I really believe that there is some strong advice here which I have used to good effect and shared over the years. Rather than simply relying on the ideas of others it would be remiss of me to not share my own personal experience.
You are more than you think
I realise of course that there is a growing scope of thought that we are all nothing more than flesh and bones and that we are all here by accident for no purpose at all. Personally, I’ve never believed this, I’ve always subscribed to the idea that we are all part of something phenomenal that we will never be able to understand or explain with the conscious mind. For me, that means that we serve no useful purpose by playing small and underselling ourselves.
I’ve always believed that the purpose of life is to learn, grow, create and contribute. Impostor syndrome doesn’t serve any of us well in meeting and fulfilling those objectives. The mindful awareness, recognition and acceptance of a purpose way beyond just working and living will serve us well.
Countless souls have gone before us and will come after us.

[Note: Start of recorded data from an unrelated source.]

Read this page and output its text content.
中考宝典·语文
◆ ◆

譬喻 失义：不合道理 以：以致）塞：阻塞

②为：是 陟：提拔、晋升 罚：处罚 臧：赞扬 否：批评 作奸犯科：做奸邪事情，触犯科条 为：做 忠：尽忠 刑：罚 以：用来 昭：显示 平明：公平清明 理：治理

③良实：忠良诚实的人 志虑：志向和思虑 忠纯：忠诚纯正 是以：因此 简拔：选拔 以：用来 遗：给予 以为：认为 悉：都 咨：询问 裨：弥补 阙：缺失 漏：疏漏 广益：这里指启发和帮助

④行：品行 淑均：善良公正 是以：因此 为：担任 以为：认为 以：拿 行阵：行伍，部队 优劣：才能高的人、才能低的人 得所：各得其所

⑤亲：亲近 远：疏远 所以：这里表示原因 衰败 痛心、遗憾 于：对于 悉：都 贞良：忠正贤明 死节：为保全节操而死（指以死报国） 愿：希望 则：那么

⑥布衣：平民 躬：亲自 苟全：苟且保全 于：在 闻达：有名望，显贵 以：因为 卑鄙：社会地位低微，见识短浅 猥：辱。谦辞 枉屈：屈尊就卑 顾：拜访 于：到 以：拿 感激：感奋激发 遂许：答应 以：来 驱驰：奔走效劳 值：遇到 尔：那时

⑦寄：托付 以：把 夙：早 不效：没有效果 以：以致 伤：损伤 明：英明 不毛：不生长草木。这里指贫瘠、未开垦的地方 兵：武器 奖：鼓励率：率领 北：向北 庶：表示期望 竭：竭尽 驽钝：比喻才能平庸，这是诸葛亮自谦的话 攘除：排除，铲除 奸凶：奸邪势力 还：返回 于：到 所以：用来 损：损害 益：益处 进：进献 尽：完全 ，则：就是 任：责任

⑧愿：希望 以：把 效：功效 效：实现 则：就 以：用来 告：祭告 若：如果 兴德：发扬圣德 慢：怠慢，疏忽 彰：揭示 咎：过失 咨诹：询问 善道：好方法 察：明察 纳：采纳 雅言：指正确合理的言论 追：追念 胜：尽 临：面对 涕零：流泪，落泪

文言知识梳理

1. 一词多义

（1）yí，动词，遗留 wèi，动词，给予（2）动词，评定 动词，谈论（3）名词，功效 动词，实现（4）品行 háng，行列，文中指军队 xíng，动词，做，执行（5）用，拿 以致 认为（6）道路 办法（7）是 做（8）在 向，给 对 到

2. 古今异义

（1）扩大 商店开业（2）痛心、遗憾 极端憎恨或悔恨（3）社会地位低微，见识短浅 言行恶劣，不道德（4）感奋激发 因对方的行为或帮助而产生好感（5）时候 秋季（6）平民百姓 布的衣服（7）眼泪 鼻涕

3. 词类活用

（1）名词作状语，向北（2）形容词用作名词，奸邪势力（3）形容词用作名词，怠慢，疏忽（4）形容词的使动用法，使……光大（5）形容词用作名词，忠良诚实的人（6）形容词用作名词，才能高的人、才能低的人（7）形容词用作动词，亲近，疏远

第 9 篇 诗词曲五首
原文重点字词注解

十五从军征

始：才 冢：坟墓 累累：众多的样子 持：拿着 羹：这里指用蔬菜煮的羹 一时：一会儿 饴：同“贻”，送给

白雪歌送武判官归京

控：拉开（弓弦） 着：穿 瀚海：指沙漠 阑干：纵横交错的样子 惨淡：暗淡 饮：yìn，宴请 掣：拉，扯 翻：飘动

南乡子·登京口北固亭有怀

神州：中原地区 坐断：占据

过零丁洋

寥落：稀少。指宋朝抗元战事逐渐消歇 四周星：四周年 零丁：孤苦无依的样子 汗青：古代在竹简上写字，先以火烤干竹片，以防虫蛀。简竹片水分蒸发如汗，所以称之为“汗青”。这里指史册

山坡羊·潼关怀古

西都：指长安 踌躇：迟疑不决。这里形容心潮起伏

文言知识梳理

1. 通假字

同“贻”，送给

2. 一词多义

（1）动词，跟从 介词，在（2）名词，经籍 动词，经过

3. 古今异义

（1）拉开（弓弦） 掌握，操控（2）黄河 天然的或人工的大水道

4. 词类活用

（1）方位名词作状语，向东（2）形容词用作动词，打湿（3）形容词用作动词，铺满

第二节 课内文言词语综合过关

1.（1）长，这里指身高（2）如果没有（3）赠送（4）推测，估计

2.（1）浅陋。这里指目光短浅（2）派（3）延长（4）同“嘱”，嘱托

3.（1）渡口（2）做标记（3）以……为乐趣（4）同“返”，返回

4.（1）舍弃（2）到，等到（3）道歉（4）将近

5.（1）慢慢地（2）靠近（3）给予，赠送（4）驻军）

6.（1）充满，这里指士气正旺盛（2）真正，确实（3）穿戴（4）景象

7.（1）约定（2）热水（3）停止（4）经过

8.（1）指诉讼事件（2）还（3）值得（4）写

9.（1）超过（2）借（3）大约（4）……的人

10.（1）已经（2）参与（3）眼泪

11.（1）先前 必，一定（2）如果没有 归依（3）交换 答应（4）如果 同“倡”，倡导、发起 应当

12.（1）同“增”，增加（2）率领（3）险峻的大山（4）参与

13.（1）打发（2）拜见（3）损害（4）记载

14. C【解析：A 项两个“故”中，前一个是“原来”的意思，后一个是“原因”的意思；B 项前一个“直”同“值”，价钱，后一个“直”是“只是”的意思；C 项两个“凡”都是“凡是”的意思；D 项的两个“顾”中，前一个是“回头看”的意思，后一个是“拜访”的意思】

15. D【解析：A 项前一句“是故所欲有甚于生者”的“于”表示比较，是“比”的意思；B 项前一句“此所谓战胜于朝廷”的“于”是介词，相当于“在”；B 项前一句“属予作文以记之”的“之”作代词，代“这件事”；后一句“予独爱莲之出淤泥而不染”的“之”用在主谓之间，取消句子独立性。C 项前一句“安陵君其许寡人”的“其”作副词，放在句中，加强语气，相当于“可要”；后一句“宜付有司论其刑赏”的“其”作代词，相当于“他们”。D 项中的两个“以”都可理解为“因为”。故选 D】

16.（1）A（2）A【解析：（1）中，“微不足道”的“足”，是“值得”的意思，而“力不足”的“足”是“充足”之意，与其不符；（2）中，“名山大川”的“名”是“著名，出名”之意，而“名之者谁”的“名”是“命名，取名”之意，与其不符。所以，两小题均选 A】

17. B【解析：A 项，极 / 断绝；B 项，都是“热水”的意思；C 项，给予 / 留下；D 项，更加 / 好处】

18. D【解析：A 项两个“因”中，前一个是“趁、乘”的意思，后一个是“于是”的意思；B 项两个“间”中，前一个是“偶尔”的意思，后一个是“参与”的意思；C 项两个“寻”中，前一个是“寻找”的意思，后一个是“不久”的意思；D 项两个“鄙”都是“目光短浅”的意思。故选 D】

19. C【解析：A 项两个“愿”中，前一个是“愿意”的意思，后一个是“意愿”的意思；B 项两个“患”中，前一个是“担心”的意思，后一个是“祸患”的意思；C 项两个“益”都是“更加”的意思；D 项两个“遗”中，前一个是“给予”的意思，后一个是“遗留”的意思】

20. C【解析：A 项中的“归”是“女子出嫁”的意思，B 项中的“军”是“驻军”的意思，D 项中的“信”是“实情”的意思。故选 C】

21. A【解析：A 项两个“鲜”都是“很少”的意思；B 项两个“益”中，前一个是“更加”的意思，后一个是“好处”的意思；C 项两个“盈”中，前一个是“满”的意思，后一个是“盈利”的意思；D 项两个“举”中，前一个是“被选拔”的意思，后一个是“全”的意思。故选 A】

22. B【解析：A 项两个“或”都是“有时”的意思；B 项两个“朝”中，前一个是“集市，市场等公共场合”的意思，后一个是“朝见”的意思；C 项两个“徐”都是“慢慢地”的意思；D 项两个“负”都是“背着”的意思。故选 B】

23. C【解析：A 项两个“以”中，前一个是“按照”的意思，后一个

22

Many of those who have lived over centuries haven’t had the gifts that we have been afforded today. Many have died with, ‘Their music still in them’.
As well as the advice offered in the articles I’ve shared I also believe that:
– We need to constantly remind ourselves who we are. How far we have come and the countless challenges and obstacles we have overcome.
– That we should never look up to or down to anyone. We really are all the same in terms of value, worth and existence.
– Our job is to serve and make a difference; everything else is meaningless.
– We have all been gifted with a unique and powerful voice and we owe it to ourselves and the world to learn how to use it.
– A belief is nothing more than a thought we play back to ourselves over and over again until it appears true for us. It’s not true, it’s just a repeated thought.
– Nobody is an impostor unless we choose to live that way.
The impostor syndrome phenomenon is sadly something that most people try to ignore. Far too many people affected by impostor feelings don’t realize they could be living some other way. I’m here to tell you that it is possible, especially when it comes to public speaking and presenting.